Itamar Ben Gvir, Menteri Keamanan Nasional yang dikenal keras sikapnya, menanggapi pengakuan tersebut dengan menyerukan “tindakan balasan segera”: penerapan kedaulatan Israel yang cepat di wilayah yang disebutnya Yudea dan Samaria (sebutan Israel untuk Tepi Barat) serta pembubaran penuh Otoritas Palestina. Ben Gvir menyatakan akan mengajukan proposal penerapan kedaulatan pada rapat kabinet mendatang.
Senada, Menteri Keuangan Bezalel Smotrich mengatakan pengakuan negara-negara Barat itu harus direspon dengan “kedaulatan atas tanah air bersejarah orang-orang Yahudi di Yudea dan Samaria” dan menegaskan bahwa gagasan negara Palestina harus dihapus dari agenda. Smotrich secara terbuka mendesak Perdana Menteri Benjamin Netanyahu untuk mengambil langkah aneksasi segera.
Pemerintah Israel, termasuk Perdana Menteri Benjamin Netanyahu, mengecam langkah pengakuan itu. Netanyahu menyebut pengakuan sebagai ‘hadiah’ bagi Hamas dan memperingatkan bahwa pembentukan negara Palestina ‘tidak akan terjadi di sebelah barat Sungai Yordan’; ia mengatakan respons Israel akan diumumkan setelah kembali dari lawatannya ke AS. Pernyataan keras dari para menteri koalisi kanan-ekstrim menimbulkan kekhawatiran internasional bahwa Israel bisa menempuh langkah unilateral yang merusak kemungkinan solusi dua negara.
Para analis menilai seruan aneksasi dari tokoh-tokoh kabinet itu bisa memperburuk ketegangan di Tepi Barat dan menimbulkan implikasi hukum serta diplomatik yang serius. Aneksasi bagian Tepi Barat akan semakin mengisolasi Israel secara internasional dan kemungkinan memicu sanksi, sementara di dalam negeri langkah semacam itu berpotensi memperdalam perpecahan politik dan memicu protes maupun kekerasan di lapangan. Di pihak Palestina, para pemimpin menyambut pengakuan negara-negara Barat tetapi memperingatkan bahwa pengakuan simbolis harus diikuti tindakan nyata untuk mengakhiri pendudukan dan memberikan perlindungan serta mandat pemerintahan efektif.

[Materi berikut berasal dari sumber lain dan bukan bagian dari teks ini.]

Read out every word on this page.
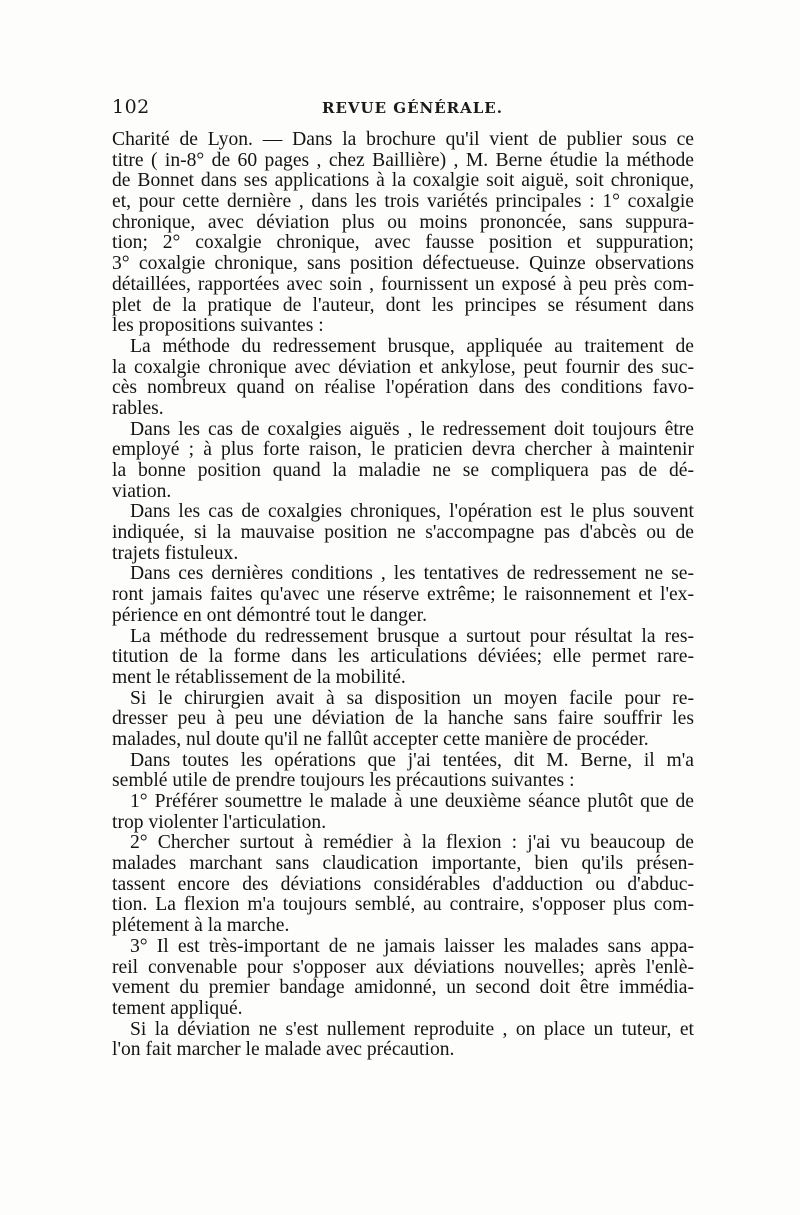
102	REVUE GÉNÉRALE.
Charité de Lyon. — Dans la brochure qu'il vient de publier sous ce
titre ( in-8° de 60 pages , chez Baillière) , M. Berne étudie la méthode
de Bonnet dans ses applications à la coxalgie soit aiguë, soit chronique,
et, pour cette dernière , dans les trois variétés principales : 1° coxalgie
chronique, avec déviation plus ou moins prononcée, sans suppura-
tion; 2° coxalgie chronique, avec fausse position et suppuration;
3° coxalgie chronique, sans position défectueuse. Quinze observations
détaillées, rapportées avec soin , fournissent un exposé à peu près com-
plet de la pratique de l'auteur, dont les principes se résument dans
les propositions suivantes :
La méthode du redressement brusque, appliquée au traitement de
la coxalgie chronique avec déviation et ankylose, peut fournir des suc-
cès nombreux quand on réalise l'opération dans des conditions favo-
rables.
Dans les cas de coxalgies aiguës , le redressement doit toujours être
employé ; à plus forte raison, le praticien devra chercher à maintenir
la bonne position quand la maladie ne se compliquera pas de dé-
viation.
Dans les cas de coxalgies chroniques, l'opération est le plus souvent
indiquée, si la mauvaise position ne s'accompagne pas d'abcès ou de
trajets fistuleux.
Dans ces dernières conditions , les tentatives de redressement ne se-
ront jamais faites qu'avec une réserve extrême; le raisonnement et l'ex-
périence en ont démontré tout le danger.
La méthode du redressement brusque a surtout pour résultat la res-
titution de la forme dans les articulations déviées; elle permet rare-
ment le rétablissement de la mobilité.
Si le chirurgien avait à sa disposition un moyen facile pour re-
dresser peu à peu une déviation de la hanche sans faire souffrir les
malades, nul doute qu'il ne fallût accepter cette manière de procéder.
Dans toutes les opérations que j'ai tentées, dit M. Berne, il m'a
semblé utile de prendre toujours les précautions suivantes :
1° Préférer soumettre le malade à une deuxième séance plutôt que de
trop violenter l'articulation.
2° Chercher surtout à remédier à la flexion : j'ai vu beaucoup de
malades marchant sans claudication importante, bien qu'ils présen-
tassent encore des déviations considérables d'adduction ou d'abduc-
tion. La flexion m'a toujours semblé, au contraire, s'opposer plus com-
plétement à la marche.
3° Il est très-important de ne jamais laisser les malades sans appa-
reil convenable pour s'opposer aux déviations nouvelles; après l'enlè-
vement du premier bandage amidonné, un second doit être immédia-
tement appliqué.
Si la déviation ne s'est nullement reproduite , on place un tuteur, et
l'on fait marcher le malade avec précaution.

Reaksi di komunitas internasional beragam: beberapa negara dan organisasi menyambut pengakuan sebagai upaya menyelamatkan prospek solusi dua negara dan mendorong tekanan diplomatik untuk gencatan senjata serta bantuan kemanusiaan ke Gaza; sementara sekutu tradisional Israel lainnya memperingatkan bahwa perubahan sepihak di lapangan akan merusak proses perdamaian lebih lanjut.